Apart from these and other minor changes (venue changes from 12 Pemlico Square to 9 Thorton Square, the character name changes, and the Hollywood addition of a society busy-body), there are remarkable similarities. Many key scenes are replicated in both, and the acting, sets, and photography are both top notch. All in all, the only real difference between the two is the Hollywood shine on the latter. Both are very much worth your time. We should be thankful that this film was not lost to us forever. AMRU 4.
"How did you get in here?"
"Interesting things about us ghosts, we don't have to bother with doors."

Tuesday, May 20, 2014

Gaslight (1944)

Ten years after the unsolved murder of a singing diva, her hot young niece (hot young Ingrid Bergman) moves back into the stylish London house where it happened, with her new husband (Charles Boyer).
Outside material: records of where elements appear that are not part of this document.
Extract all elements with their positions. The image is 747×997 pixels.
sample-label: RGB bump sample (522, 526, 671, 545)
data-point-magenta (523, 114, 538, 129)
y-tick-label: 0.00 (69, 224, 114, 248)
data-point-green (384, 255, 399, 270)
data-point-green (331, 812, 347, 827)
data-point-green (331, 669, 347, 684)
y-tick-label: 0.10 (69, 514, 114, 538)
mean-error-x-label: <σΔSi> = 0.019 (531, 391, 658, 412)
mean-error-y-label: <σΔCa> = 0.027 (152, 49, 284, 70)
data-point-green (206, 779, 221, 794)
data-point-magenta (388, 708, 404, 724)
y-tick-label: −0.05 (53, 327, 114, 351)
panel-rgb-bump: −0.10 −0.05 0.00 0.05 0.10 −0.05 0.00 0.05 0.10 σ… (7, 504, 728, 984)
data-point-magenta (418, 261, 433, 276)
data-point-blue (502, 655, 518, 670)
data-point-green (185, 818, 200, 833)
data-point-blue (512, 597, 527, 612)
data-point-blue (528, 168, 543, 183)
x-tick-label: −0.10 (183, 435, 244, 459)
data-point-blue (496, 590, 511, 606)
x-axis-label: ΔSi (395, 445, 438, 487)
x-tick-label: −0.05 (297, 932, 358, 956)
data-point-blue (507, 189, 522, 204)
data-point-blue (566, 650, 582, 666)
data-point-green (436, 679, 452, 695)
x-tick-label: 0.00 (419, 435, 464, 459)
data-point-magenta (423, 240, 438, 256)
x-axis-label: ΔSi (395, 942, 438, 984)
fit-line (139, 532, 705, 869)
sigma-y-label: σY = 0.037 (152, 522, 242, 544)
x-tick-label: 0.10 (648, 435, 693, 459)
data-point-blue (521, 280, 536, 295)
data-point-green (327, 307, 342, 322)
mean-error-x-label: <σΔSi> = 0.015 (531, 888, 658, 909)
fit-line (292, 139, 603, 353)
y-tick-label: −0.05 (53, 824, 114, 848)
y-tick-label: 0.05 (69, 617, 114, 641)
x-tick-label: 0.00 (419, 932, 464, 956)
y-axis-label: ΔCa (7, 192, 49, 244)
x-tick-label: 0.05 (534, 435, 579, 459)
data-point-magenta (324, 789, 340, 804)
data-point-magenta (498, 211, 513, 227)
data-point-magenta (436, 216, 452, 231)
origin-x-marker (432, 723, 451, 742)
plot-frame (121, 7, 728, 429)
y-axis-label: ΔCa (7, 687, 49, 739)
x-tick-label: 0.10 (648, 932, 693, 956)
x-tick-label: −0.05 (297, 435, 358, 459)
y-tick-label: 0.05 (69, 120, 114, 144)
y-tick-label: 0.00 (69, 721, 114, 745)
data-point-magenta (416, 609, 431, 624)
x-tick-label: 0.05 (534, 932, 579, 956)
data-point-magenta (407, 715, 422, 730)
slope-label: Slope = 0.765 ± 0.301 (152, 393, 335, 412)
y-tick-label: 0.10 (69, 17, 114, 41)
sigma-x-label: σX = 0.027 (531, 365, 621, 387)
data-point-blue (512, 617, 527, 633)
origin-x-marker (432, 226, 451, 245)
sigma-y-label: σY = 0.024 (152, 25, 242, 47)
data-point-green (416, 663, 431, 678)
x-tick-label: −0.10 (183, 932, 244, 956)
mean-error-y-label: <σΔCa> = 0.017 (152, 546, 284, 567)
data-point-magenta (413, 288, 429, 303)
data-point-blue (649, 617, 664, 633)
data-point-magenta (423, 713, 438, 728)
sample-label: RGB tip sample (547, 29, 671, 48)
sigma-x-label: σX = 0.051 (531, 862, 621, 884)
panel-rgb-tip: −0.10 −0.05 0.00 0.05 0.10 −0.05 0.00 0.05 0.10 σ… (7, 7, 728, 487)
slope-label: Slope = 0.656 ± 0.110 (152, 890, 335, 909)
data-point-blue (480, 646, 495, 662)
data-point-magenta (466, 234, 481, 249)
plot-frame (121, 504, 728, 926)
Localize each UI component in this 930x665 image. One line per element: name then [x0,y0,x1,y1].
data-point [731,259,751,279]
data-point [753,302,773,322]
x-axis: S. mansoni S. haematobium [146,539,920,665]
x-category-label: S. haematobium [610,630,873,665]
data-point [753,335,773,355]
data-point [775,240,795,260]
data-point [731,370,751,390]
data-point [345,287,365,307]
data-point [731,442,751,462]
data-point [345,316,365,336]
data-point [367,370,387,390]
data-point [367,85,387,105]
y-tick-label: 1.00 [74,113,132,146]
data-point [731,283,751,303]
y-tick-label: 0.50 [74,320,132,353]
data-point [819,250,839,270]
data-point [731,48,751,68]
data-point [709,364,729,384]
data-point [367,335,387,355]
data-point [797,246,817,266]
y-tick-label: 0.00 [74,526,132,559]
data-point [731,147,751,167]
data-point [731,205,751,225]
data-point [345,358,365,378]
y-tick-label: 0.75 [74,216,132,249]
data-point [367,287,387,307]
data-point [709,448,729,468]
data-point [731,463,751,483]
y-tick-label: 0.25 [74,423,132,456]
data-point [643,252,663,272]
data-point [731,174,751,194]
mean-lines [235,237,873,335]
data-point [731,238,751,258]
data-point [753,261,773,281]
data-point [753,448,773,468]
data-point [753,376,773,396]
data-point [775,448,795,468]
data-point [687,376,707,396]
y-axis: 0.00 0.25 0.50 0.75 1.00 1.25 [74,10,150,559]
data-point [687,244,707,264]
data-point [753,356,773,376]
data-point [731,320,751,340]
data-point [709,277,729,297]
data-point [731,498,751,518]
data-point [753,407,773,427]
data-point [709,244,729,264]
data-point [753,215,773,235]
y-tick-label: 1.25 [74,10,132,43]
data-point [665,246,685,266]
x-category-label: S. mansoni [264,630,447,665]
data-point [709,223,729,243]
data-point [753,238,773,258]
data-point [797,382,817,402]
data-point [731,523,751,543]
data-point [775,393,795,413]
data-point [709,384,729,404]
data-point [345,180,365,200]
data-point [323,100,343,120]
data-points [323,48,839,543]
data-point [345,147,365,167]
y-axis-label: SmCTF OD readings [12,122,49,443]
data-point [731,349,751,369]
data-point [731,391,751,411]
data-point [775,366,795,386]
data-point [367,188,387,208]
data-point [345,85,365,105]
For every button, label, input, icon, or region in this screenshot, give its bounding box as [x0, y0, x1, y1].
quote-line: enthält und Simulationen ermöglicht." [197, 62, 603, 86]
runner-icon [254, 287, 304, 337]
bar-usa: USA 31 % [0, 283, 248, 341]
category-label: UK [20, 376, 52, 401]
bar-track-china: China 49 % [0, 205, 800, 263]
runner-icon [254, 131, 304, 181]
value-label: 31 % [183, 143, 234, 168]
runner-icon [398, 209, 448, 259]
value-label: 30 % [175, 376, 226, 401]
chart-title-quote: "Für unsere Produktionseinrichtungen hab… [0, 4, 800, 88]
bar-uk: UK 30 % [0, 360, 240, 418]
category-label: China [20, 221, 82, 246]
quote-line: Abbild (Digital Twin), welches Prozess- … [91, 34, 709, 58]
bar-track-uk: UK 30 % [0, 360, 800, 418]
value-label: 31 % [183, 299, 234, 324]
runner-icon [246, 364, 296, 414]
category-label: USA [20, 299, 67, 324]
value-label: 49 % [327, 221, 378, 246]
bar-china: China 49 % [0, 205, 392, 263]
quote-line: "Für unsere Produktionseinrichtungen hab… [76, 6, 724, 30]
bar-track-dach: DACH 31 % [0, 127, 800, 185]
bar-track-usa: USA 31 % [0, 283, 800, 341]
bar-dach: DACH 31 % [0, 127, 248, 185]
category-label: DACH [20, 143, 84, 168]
A dashing detective (dashing Joseph Cotten), stunned by the niece's resemblance to her aunt, reopens the cold case.

Gaslight is based on a play (Gas Light, or Angel Street), and had already been made into a movie four years earlier. Under the terms of the agreement, the producers ordered the destruction of all prints of the previous film. They failed to get them all, and the 1940 version has lapsed into the public domain. I saw it next.

Gas lights, that is, the lighting mechanism where natural gas was piped into houses for lighting purposes, certainly plays a large role in the story. Not only do they pepper the screen with shots of men lighting them, they even play into the story. Our protagonist becomes convinced that someone else is in the house because the lights dim, as if someone lit one elsewhere. They also add great ambiance and all gothic horror movies should have had them rather than foolish candelabras and sometimes even electric lights, totally ruining the mood. Had they not been expensive, and occasionally suffocate people, burn down houses, and even blow them up, they'd be a great addition to any home! Act now, supplies are limited!

I learned a few things from watching this movie. First, that I am actually capable of saying the words "Angela Lansbury was hot". What a naughty bit of crumpet, she was! At 17 she quit her job in a local shop and launched her movie career. Secondly, and more importantly, I learned that I apparently have absolutely no friggin' clue what film-noir is. I'm classifying this sucker as a mystery (although not a terribly mysterious one). Melodrama, sure. Entertaining and well made movie, you bet! Film-noir? Doesn't smell like it to me. There is a detective and an element of claustrophobia, but hard boiled, pessimistic, and minimalist? It's set in the fashionable district of Victorian/Edwardian London. You know, the stuff dreams are made of. AMRU 4.
"I knew from the first moment I saw you that you were dangerous to me."
"I knew from the first moment I saw you that you were dangerous to her."